The Hacker News post titled "Faster interpreters in Go: Catching up with C++" (linking to a PlanetScale blog post about optimizing their Vitess database's VTGate component) generated a moderate amount of discussion, with a number of commenters focusing on the nuances of benchmarking and optimization in Go and C++.
Several commenters expressed skepticism about the methodology used in the benchmarks presented in the blog post. One commenter questioned whether the benchmarks accurately reflected real-world usage, pointing out that microbenchmarks often don't translate to performance gains in production systems. Another highlighted the importance of considering the specific workload when evaluating performance, suggesting that different workloads might yield different results. There was a general sentiment that while the demonstrated performance improvements were impressive, more context was needed to fully understand their implications.
The discussion also touched upon the complexities of garbage collection in Go and its impact on performance. One commenter noted that Go's garbage collector can introduce variability in benchmark results, making it challenging to obtain consistent measurements. Another discussed the trade-offs between performance and ease of development when using Go, acknowledging that while Go might not always match C++ in raw speed, its developer-friendly features can often outweigh the performance difference.
Some commenters shared their own experiences with optimizing Go code, offering insights into techniques for improving performance. One suggested using profiling tools to identify bottlenecks and focusing optimization efforts on the most critical sections of code. Another mentioned the importance of careful memory management in Go to minimize the overhead of the garbage collector.
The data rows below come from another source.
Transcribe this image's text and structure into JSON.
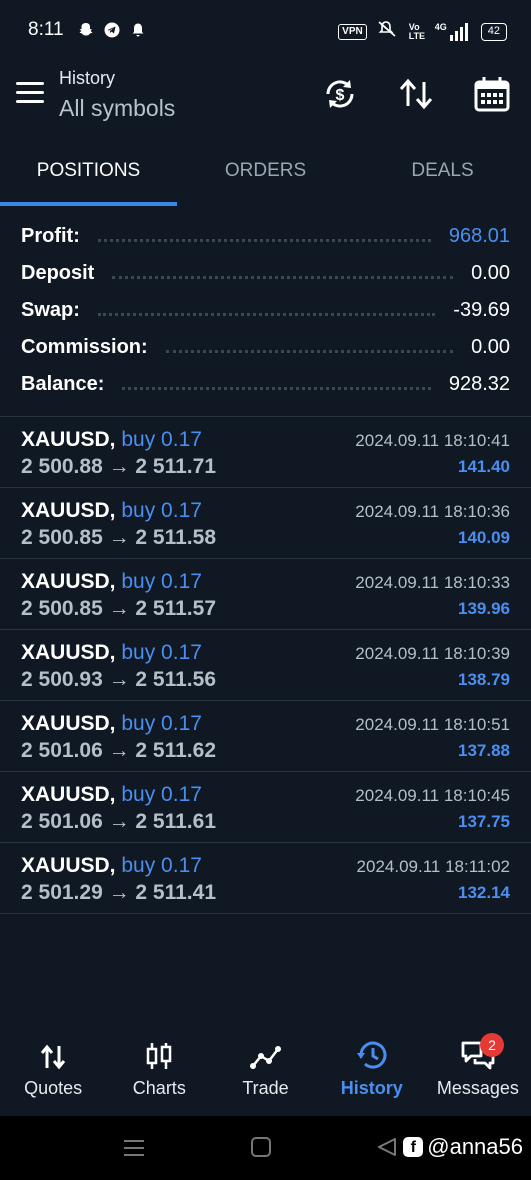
{
  "status_bar": {
    "time": "8:11",
    "vpn": "VPN",
    "network_volte": "Vo LTE",
    "network_type": "4G",
    "battery": "42"
  },
  "header": {
    "title": "History",
    "subtitle": "All symbols"
  },
  "tabs": [
    {
      "label": "POSITIONS",
      "active": true
    },
    {
      "label": "ORDERS",
      "active": false
    },
    {
      "label": "DEALS",
      "active": false
    }
  ],
  "summary": [
    {
      "label": "Profit:",
      "value": "968.01",
      "highlight": true
    },
    {
      "label": "Deposit",
      "value": "0.00",
      "highlight": false
    },
    {
      "label": "Swap:",
      "value": "-39.69",
      "highlight": false
    },
    {
      "label": "Commission:",
      "value": "0.00",
      "highlight": false
    },
    {
      "label": "Balance:",
      "value": "928.32",
      "highlight": false
    }
  ],
  "positions": [
    {
      "symbol": "XAUUSD,",
      "side": "buy 0.17",
      "prices": "2 500.88 → 2 511.71",
      "time": "2024.09.11 18:10:41",
      "profit": "141.40"
    },
    {
      "symbol": "XAUUSD,",
      "side": "buy 0.17",
      "prices": "2 500.85 → 2 511.58",
      "time": "2024.09.11 18:10:36",
      "profit": "140.09"
    },
    {
      "symbol": "XAUUSD,",
      "side": "buy 0.17",
      "prices": "2 500.85 → 2 511.57",
      "time": "2024.09.11 18:10:33",
      "profit": "139.96"
    },
    {
      "symbol": "XAUUSD,",
      "side": "buy 0.17",
      "prices": "2 500.93 → 2 511.56",
      "time": "2024.09.11 18:10:39",
      "profit": "138.79"
    },
    {
      "symbol": "XAUUSD,",
      "side": "buy 0.17",
      "prices": "2 501.06 → 2 511.62",
      "time": "2024.09.11 18:10:51",
      "profit": "137.88"
    },
    {
      "symbol": "XAUUSD,",
      "side": "buy 0.17",
      "prices": "2 501.06 → 2 511.61",
      "time": "2024.09.11 18:10:45",
      "profit": "137.75"
    },
    {
      "symbol": "XAUUSD,",
      "side": "buy 0.17",
      "prices": "2 501.29 → 2 511.41",
      "time": "2024.09.11 18:11:02",
      "profit": "132.14"
    }
  ],
  "bottom_nav": [
    {
      "label": "Quotes",
      "icon": "quotes-icon",
      "active": false
    },
    {
      "label": "Charts",
      "icon": "charts-icon",
      "active": false
    },
    {
      "label": "Trade",
      "icon": "trade-icon",
      "active": false
    },
    {
      "label": "History",
      "icon": "history-icon",
      "active": true
    },
    {
      "label": "Messages",
      "icon": "messages-icon",
      "active": false
    }
  ],
  "messages_badge": "2",
  "watermark": "@anna56",
  "colors": {
    "background": "#0f1823",
    "accent": "#4a8ff0",
    "tab_indicator": "#3e86ea",
    "badge": "#e53935"
  }
}
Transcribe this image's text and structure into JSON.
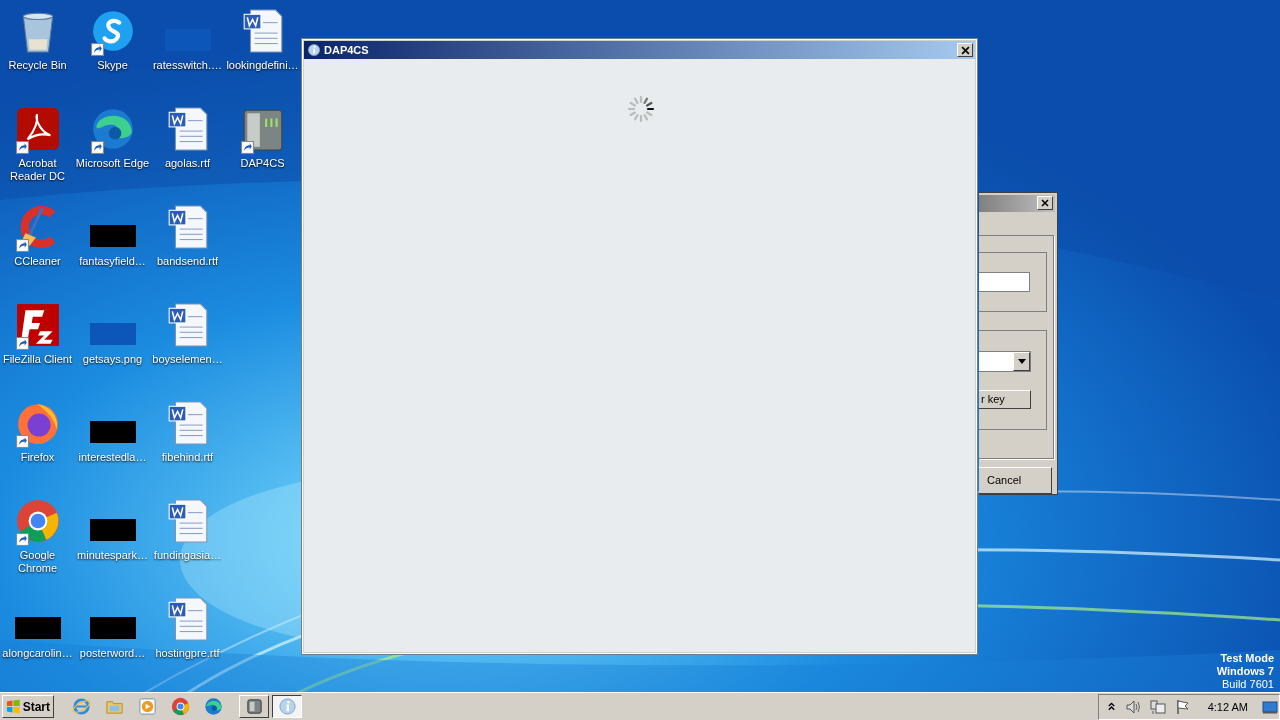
{
  "desktop": {
    "icons": [
      {
        "label": "Recycle Bin",
        "kind": "recycle",
        "shortcut": false
      },
      {
        "label": "Acrobat Reader DC",
        "kind": "acrobat",
        "shortcut": true
      },
      {
        "label": "CCleaner",
        "kind": "ccleaner",
        "shortcut": true
      },
      {
        "label": "FileZilla Client",
        "kind": "filezilla",
        "shortcut": true
      },
      {
        "label": "Firefox",
        "kind": "firefox",
        "shortcut": true
      },
      {
        "label": "Google Chrome",
        "kind": "chrome",
        "shortcut": true
      },
      {
        "label": "alongcarolin…",
        "kind": "dark",
        "shortcut": false
      },
      {
        "label": "Skype",
        "kind": "skype",
        "shortcut": true
      },
      {
        "label": "Microsoft Edge",
        "kind": "edge",
        "shortcut": true
      },
      {
        "label": "fantasyfield…",
        "kind": "dark",
        "shortcut": false
      },
      {
        "label": "getsays.png",
        "kind": "blank",
        "shortcut": false
      },
      {
        "label": "interestedla…",
        "kind": "dark",
        "shortcut": false
      },
      {
        "label": "minutespark…",
        "kind": "dark",
        "shortcut": false
      },
      {
        "label": "posterword…",
        "kind": "dark",
        "shortcut": false
      },
      {
        "label": "ratesswitch.…",
        "kind": "blank",
        "shortcut": false
      },
      {
        "label": "agolas.rtf",
        "kind": "word",
        "shortcut": false
      },
      {
        "label": "bandsend.rtf",
        "kind": "word",
        "shortcut": false
      },
      {
        "label": "boyselemen…",
        "kind": "word",
        "shortcut": false
      },
      {
        "label": "fibehind.rtf",
        "kind": "word",
        "shortcut": false
      },
      {
        "label": "fundingasia…",
        "kind": "word",
        "shortcut": false
      },
      {
        "label": "hostingpre.rtf",
        "kind": "word",
        "shortcut": false
      },
      {
        "label": "lookingdefini…",
        "kind": "word",
        "shortcut": false
      },
      {
        "label": "DAP4CS",
        "kind": "server",
        "shortcut": true
      }
    ],
    "system_text": [
      "Test Mode",
      "Windows 7",
      "Build 7601"
    ]
  },
  "main_window": {
    "title": "DAP4CS",
    "loading": true
  },
  "back_dialog": {
    "buttons": [
      {
        "label": "r key"
      },
      {
        "label": "Cancel"
      }
    ]
  },
  "taskbar": {
    "start_label": "Start",
    "quick_launch": [
      {
        "kind": "ie"
      },
      {
        "kind": "folder"
      },
      {
        "kind": "media"
      },
      {
        "kind": "chrome"
      },
      {
        "kind": "edge"
      }
    ],
    "tasks": [
      {
        "kind": "server",
        "selected": false
      },
      {
        "kind": "info",
        "selected": true
      }
    ],
    "tray": {
      "time": "4:12 AM"
    }
  }
}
A few commenters also delved into the technical details of the optimizations described in the blog post, discussing the benefits of using techniques like code generation and avoiding unnecessary allocations. They pointed out that while these optimizations can be effective, they can also increase code complexity and make it harder to maintain.
Finally, some comments shifted the focus from performance to other aspects of software development, such as code readability and maintainability. One commenter argued that while performance is important, it shouldn't come at the cost of code clarity and maintainability. Another suggested that choosing the right tool for the job is crucial and that Go's advantages in terms of developer productivity can often outweigh its potential performance limitations compared to C++.
In summary, the comments on the Hacker News post offer a range of perspectives on the topic of Go performance optimization, highlighting the importance of careful benchmarking, considering real-world workloads, and balancing performance with other software development considerations. While the blog post itself focuses on specific optimizations in a particular project, the comments broaden the discussion to encompass broader themes related to performance, optimization strategies, and the trade-offs between performance and other software development goals.